BANDAR LAMPUNG – Provinsi Lampung mencaatkan pencapaian signifikan dalam pemenuhan hak asasi manusia dan akses hukum. Gubernur Lampung, Rahmat Mirzani Djausal, meresmikan 2.651 Pos Bantuan Hukum (Posbankum) yang kini telah terbentuk di seluruh desa dan kelurahan se-Provinsi Lampung, Senin (9/3/2026).

Peresmian yang dilakukan di Balai Keratun ini turut dihadiri oleh Menteri Hukum Republik Indonesia, Supratman Andi Agtas, serta jajaran kepala daerah dari 15 kabupaten/kota se-Lampung.

Keadilan Bukan Hanya Milik Pemilik Kapital

Gubernur Mirza menegaskan bahwa kehadiran Posbankum adalah langkah nyata pemerintah untuk menghapus sekat antara masyarakat desa dengan layanan hukum. Selama ini, keterbatasan ekonomi dan pendidikan seringkali menjadi penghalang bagi warga pelosok untuk mendapatkan perlindungan hukum.

"Salah satu tugas utama pemimpin adalah memberikan rasa adil kepada rakyatnya. Posbankum ini hadir sebagai tempat konsultasi, edukasi, sekaligus ruang perlindungan. Masalah seperti sengketa tanah atau konflik keluarga kini punya wadah penyelesaian yang dekat dengan warga," ujar Gubernur Mirza.

Menteri Hukum RI, Supratman Andi Agtas, mengapresiasi keberhasilan Lampung dalam membentuk Posbankum secara menyeluruh. Ia menyebut Lampung sebagai teladan dalam memperluas akses keadilan bagi kelompok rentan.

"Selama ini keadilan sering kali hanya dinikmati oleh mereka yang memiliki keunggulan kapital atau pendidikan. Negara harus hadir memastikan masyarakat kecil mendapatkan akses hukum yang sama," tegas Menteri Supratman.
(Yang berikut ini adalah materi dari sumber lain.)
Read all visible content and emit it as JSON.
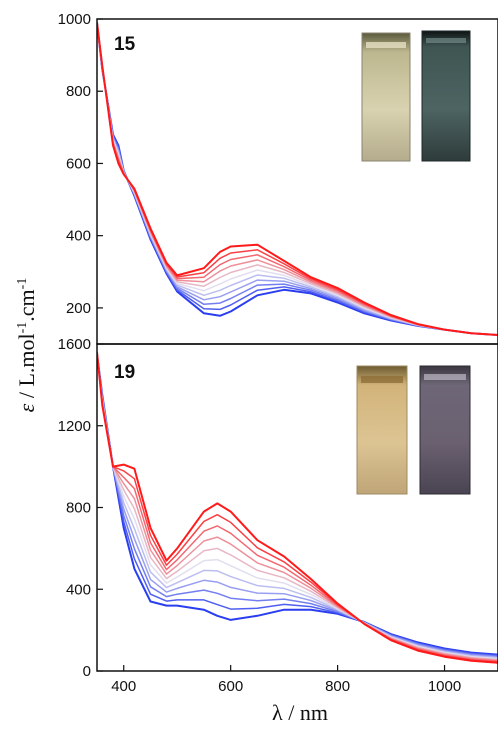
{
  "chart_data": [
    {
      "type": "line",
      "panel_label": "15",
      "xlim": [
        350,
        1100
      ],
      "ylim": [
        100,
        1000
      ],
      "x_ticks": [
        400,
        600,
        800,
        1000
      ],
      "y_ticks": [
        200,
        400,
        600,
        800,
        1000
      ],
      "grid": false,
      "legend": "none",
      "series_count": 11,
      "color_start": "#2a3ef0",
      "color_end": "#ff1a1a",
      "x": [
        350,
        360,
        380,
        390,
        400,
        420,
        450,
        480,
        500,
        550,
        580,
        600,
        650,
        700,
        750,
        800,
        850,
        900,
        950,
        1000,
        1050,
        1100
      ],
      "first_spectrum": [
        990,
        860,
        680,
        650,
        580,
        510,
        390,
        295,
        245,
        185,
        178,
        190,
        235,
        250,
        240,
        215,
        185,
        165,
        150,
        140,
        130,
        125
      ],
      "last_spectrum": [
        990,
        870,
        650,
        600,
        570,
        530,
        420,
        325,
        290,
        310,
        355,
        370,
        375,
        330,
        285,
        255,
        215,
        180,
        155,
        140,
        130,
        125
      ],
      "photos": [
        "cuvette-yellow",
        "cuvette-dark-teal"
      ]
    },
    {
      "type": "line",
      "panel_label": "19",
      "xlim": [
        350,
        1100
      ],
      "ylim": [
        0,
        1600
      ],
      "x_ticks": [
        400,
        600,
        800,
        1000
      ],
      "y_ticks": [
        0,
        400,
        800,
        1200,
        1600
      ],
      "grid": false,
      "legend": "none",
      "series_count": 11,
      "color_start": "#2a3ef0",
      "color_end": "#ff1a1a",
      "x": [
        350,
        360,
        380,
        400,
        420,
        450,
        480,
        500,
        550,
        575,
        600,
        650,
        700,
        750,
        800,
        850,
        900,
        950,
        1000,
        1050,
        1100
      ],
      "first_spectrum": [
        1550,
        1350,
        1000,
        700,
        500,
        340,
        320,
        320,
        300,
        270,
        250,
        270,
        300,
        300,
        280,
        240,
        180,
        140,
        110,
        90,
        80
      ],
      "last_spectrum": [
        1560,
        1300,
        1000,
        1010,
        990,
        700,
        540,
        600,
        780,
        820,
        780,
        640,
        560,
        450,
        330,
        230,
        150,
        100,
        70,
        50,
        40
      ],
      "photos": [
        "cuvette-amber",
        "cuvette-purple-gray"
      ]
    }
  ],
  "axes": {
    "xlabel": "λ / nm",
    "ylabel_parts": [
      "ε",
      " / L.mol",
      "-1",
      ".cm",
      "-1"
    ]
  }
}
Kekuatan 5.302 Paralegal Desa

Kepala Kanwil Kemenkumham Lampung, Taufikurrahman, melaporkan bahwa pembentukan Posbankum di Lampung telah mencapai 100 persen. Keberhasilan ini didukung oleh infrastruktur sumber daya manusia yang mumpuni:

  • 2.651 Posbankum aktif di desa dan kelurahan.

  • 5.302 Paralegal siap memberikan layanan pendampingan.

  • 3.800 Peserta telah mengikuti pelatihan paralegal intensif pada tahun 2025.

Efektivitas Mediasi Non-Litigasi

Posbankum terbukti efektif menyelesaikan perkara di luar jalur pengadilan. Beberapa kasus yang berhasil ditangani melalui mekanisme mediasi meliputi:

  1. Konflik Rumah Tangga di Desa Natar, Lampung Selatan.

  2. Sengketa Tanah Ahli Waris di Kelurahan Rejomulyo, Kota Metro.

Penyelesaian melalui mediasi ini dinilai lebih cepat, murah, dan mampu menjaga kerukunan antarwarga di tingkat desa.

Penghargaan atas Sinergi Daerah

Dalam kegiatan tersebut, Menteri Hukum RI menyerahkan piagam penghargaan kepada Gubernur Lampung atas keberhasilan pembentukan Posbankum secara total. Penghargaan juga diberikan kepada 15 kabupaten/kota yang telah mendukung penuh program ini di wilayah masing-masing.

Pemerintah berharap keberadaan Posbankum dapat secara permanen meningkatkan kesadaran hukum masyarakat dan menciptakan stabilitas sosial di Provinsi Lampung.